# sshclip
`sshclip` copies file or stdin content from a remote shell into the local workstation clipboard by emitting an OSC 52 escape sequence.
It is designed for SSH workflows and supports tmux passthrough wrapping.
## Install
```bash
cargo install sshclip
```
## Why this works
OSC 52 is interpreted by the local terminal emulator. Over SSH, bytes printed by the remote process are still rendered locally, so clipboard write requests can be sent without X11 forwarding or a local daemon.
## Usage
```bash
sshclip [OPTIONS] [FILE|-]
sshclip doctor
```
Examples:
```bash
sshclip ~/.kube/config
sshclip --max-bytes 200000 --truncate big.txt
sshclip doctor
```
## Defaults and safety
- Output target defaults to `/dev/tty` (not stdout), so escape sequences do not pollute pipelines.

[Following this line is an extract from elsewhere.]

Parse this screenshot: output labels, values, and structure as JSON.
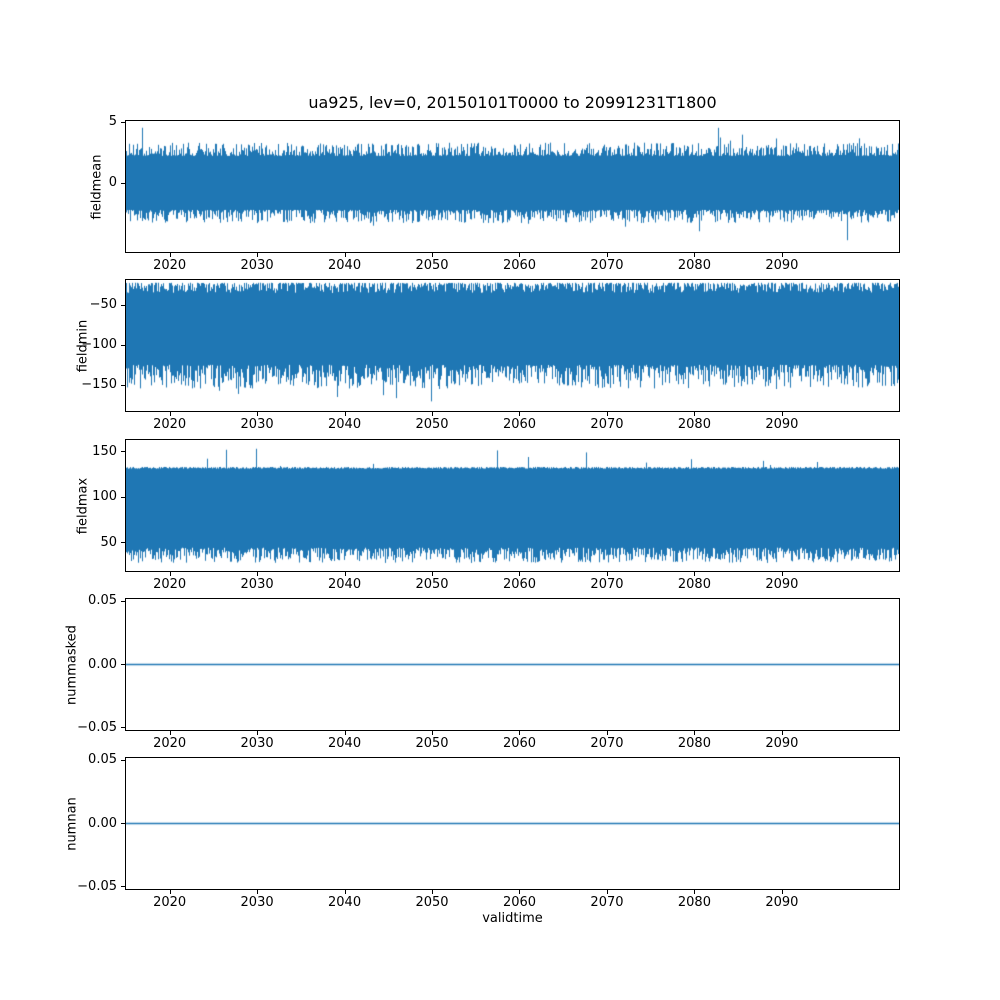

- Default size cap is `--max-bytes 75000` raw bytes.
- Exceeding the limit fails with exit code `4` unless `--truncate` is used.
- Multiple input paths require `--concat`.
## tmux notes
When inside tmux, `sshclip` wraps OSC 52 in tmux DCS passthrough framing.
By default, `sshclip` attempts to:
1. inspect pane `allow-passthrough`
2. enable it temporarily if currently off
3. restore previous value after emit
Disable mutation with `--no-tmux-fix`.
If tmux warnings must be fatal, use `--strict-tmux`.
## Exit codes
- `0`: sequence emitted successfully
- `2`: usage / argument error
- `3`: input read error
- `4`: size limit exceeded
- `5`: output device unavailable (for example `/dev/tty` missing)
- `6`: tmux integration failure in strict mode
## Security note
Any program that can print to your terminal can attempt OSC 52 clipboard writes. Treat untrusted commands accordingly.